Ia juga mengingatkan agar Masyarakat Bahagia. Sebab kesenjangan saat ini masih tinggi, sehingga dapat memicu kerawanan konflik, terutama di Masyarakat akar rumput. Pencapaian yang telah dialami DKI Jakarta saat ini adalah bagaimana kenaikan pendapatan secara ekonomi namun kurangnya pemerataan masih menjadi masalah.
“Padahal amanat yang tertera di Undang-Undang Dasar adalah bagaimana menciptakan negara yang Sejahtera. Dimana, definisi sejahtera yang dimaksud adalah Adanya pertumbuhan dan Adanya pemerataan. Kerawanan konflik akibat ketidakmerataan ekonomi ini harus dijaga dan dipelihara kerukunan ini,” jelas Prof Dede dalam acara Dialog Kerukunan bersama Forkopimda DKI Jakarta di Hotel Swiss-Belinn, Kemayoran, Jakarta Pusat, Selasa (26/9/2023).
Prof Dede menyebut bahwa negara Indonesia adalah negara yang multietnik dan multiagama. Ada 6 agama yang diakomodir oleh negara. Perbedaan agama dan etnik ini sering kali muncul Gerakan baik Gerakan verbal maupun Gerakan fisik yang mengarah kepada radikalisme yang akan instabilitas di tengah masyarakat.
“Sebab gerakan ini lahir karena adanya provokasi dan aksi yang dapat memicu reaksi masyarakat. FKUB ingin mencoba aksi-aksi tersebut tidak berpenetrasi dan mempengaruhi orang lain. Sebab mereka mempromosikan agamanya dan pemahamannya kepada orang lain,” tegasnya.

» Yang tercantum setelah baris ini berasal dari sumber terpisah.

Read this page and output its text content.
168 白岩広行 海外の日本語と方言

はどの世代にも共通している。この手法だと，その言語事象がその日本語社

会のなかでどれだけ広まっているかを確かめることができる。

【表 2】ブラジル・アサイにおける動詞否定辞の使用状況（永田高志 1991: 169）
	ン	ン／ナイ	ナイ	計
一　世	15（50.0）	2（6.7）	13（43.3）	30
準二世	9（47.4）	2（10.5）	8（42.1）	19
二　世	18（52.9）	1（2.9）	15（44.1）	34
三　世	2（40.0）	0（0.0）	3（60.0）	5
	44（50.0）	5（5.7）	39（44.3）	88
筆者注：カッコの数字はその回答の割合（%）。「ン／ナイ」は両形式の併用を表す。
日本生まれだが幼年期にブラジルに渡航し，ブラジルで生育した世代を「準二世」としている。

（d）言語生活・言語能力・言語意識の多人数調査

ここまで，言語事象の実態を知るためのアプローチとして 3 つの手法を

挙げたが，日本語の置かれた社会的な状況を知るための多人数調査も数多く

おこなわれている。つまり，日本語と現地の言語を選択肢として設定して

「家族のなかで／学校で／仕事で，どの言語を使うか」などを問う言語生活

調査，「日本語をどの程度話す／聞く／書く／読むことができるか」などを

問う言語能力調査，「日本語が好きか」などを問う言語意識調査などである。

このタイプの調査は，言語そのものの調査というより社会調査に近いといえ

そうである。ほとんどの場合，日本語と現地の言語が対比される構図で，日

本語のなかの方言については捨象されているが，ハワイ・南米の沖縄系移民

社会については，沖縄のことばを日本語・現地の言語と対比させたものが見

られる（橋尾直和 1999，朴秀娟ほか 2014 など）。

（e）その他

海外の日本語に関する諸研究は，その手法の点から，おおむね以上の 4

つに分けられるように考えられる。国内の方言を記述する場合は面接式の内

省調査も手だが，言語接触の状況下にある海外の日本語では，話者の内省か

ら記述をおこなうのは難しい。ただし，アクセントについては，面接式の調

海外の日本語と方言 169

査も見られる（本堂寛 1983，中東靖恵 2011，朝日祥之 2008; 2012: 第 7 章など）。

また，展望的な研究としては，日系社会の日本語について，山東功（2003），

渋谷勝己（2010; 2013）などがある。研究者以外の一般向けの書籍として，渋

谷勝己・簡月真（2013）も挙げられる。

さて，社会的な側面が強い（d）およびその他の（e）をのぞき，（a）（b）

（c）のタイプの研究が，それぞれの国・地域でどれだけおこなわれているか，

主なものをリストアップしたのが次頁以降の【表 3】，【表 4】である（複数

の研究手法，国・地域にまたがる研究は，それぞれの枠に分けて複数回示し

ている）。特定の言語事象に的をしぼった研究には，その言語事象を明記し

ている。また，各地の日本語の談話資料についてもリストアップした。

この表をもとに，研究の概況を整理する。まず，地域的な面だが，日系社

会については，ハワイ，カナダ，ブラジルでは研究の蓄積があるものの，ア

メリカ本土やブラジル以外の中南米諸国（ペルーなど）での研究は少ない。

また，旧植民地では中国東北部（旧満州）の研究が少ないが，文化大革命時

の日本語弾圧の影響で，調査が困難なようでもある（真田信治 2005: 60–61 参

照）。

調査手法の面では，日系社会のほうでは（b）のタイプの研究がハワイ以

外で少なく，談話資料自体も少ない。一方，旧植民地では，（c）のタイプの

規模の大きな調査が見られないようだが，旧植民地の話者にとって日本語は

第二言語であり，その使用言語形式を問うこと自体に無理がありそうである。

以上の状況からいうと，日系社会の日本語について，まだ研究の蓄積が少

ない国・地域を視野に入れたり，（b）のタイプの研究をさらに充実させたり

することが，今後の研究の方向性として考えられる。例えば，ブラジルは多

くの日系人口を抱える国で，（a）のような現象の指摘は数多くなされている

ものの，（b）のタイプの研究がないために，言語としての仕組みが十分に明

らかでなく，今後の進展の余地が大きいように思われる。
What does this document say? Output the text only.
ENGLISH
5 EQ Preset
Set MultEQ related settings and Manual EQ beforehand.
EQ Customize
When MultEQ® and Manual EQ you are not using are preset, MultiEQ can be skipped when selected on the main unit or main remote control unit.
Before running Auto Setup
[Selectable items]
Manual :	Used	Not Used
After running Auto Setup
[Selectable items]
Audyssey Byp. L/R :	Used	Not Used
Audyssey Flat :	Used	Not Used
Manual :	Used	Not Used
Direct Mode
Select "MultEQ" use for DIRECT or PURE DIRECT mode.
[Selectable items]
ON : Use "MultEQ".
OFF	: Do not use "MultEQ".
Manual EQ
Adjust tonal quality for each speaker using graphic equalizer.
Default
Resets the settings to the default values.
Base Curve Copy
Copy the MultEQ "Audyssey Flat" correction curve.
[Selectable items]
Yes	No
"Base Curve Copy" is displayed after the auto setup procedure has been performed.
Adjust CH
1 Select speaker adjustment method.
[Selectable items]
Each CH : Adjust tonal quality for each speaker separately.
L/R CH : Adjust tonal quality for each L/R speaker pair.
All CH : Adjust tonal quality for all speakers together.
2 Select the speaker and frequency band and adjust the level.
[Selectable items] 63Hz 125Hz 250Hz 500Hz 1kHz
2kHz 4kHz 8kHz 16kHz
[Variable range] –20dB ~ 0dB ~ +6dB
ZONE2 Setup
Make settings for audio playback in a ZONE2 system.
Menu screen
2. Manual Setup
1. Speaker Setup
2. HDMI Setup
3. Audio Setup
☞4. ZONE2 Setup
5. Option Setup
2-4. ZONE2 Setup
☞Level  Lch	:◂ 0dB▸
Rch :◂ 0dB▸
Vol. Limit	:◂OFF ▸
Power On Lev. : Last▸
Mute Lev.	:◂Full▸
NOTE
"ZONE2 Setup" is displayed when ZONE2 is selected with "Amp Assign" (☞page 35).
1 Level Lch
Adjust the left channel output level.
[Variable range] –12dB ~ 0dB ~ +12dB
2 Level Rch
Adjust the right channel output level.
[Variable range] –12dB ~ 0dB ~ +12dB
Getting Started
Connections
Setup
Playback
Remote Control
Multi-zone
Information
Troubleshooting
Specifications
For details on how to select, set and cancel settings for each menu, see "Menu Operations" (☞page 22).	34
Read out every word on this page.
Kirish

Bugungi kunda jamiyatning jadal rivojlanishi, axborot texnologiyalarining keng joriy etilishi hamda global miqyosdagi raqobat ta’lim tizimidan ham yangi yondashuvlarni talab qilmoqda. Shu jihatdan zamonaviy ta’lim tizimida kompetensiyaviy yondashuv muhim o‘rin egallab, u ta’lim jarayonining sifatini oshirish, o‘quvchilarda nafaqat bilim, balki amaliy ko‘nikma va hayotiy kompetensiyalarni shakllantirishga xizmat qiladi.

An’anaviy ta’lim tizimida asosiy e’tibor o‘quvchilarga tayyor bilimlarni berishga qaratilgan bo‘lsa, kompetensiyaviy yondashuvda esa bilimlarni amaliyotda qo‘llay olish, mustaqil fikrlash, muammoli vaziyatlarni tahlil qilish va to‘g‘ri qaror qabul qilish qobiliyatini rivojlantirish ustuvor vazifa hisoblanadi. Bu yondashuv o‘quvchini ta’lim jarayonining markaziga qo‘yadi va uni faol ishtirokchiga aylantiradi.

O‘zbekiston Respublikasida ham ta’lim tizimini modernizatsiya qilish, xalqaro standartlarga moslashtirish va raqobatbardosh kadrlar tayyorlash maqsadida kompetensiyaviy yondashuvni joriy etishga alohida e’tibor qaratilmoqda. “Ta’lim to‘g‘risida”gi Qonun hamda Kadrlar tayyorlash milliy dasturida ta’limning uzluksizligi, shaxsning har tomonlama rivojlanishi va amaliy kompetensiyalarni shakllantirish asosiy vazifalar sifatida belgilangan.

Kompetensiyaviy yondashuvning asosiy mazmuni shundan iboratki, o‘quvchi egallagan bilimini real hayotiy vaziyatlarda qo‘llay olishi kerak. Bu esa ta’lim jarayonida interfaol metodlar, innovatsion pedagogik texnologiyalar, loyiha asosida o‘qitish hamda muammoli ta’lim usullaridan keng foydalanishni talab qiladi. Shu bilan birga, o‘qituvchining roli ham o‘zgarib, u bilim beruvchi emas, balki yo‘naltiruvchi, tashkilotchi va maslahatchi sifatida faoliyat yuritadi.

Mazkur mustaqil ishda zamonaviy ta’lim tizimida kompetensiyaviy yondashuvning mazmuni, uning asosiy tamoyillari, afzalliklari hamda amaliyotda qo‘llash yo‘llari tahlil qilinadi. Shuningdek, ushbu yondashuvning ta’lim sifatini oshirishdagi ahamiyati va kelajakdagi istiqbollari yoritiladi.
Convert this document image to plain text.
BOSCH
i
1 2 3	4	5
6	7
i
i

Sementara itu, Prof Dede memaparkan bahwa permasalahan toleransi di masyarakat Jakarta menurut survey, masih di bawah rata-rata nasional. DKI Jakarta menempati posisi 70% indeks toleransi dari 73% rata-rata nasional. Kontribusi terendahnya adalah toleransi itu sendiri. Padahal menurut PBM, 5 indikator toleransi adalah, pertama mengakui perbedaan, kedua, memahami perbedaan, ketiga menghargai orang lain yang berbeda, keempat kesetaraan, dan kelima adalah Kerjasama.
“Namun, surveyor tidak memasukan indicator Kerjasama dalam salah satu indikator, padahal, indicator kerjasama masyarakat Jakarta itu tertinggi,” paparnya.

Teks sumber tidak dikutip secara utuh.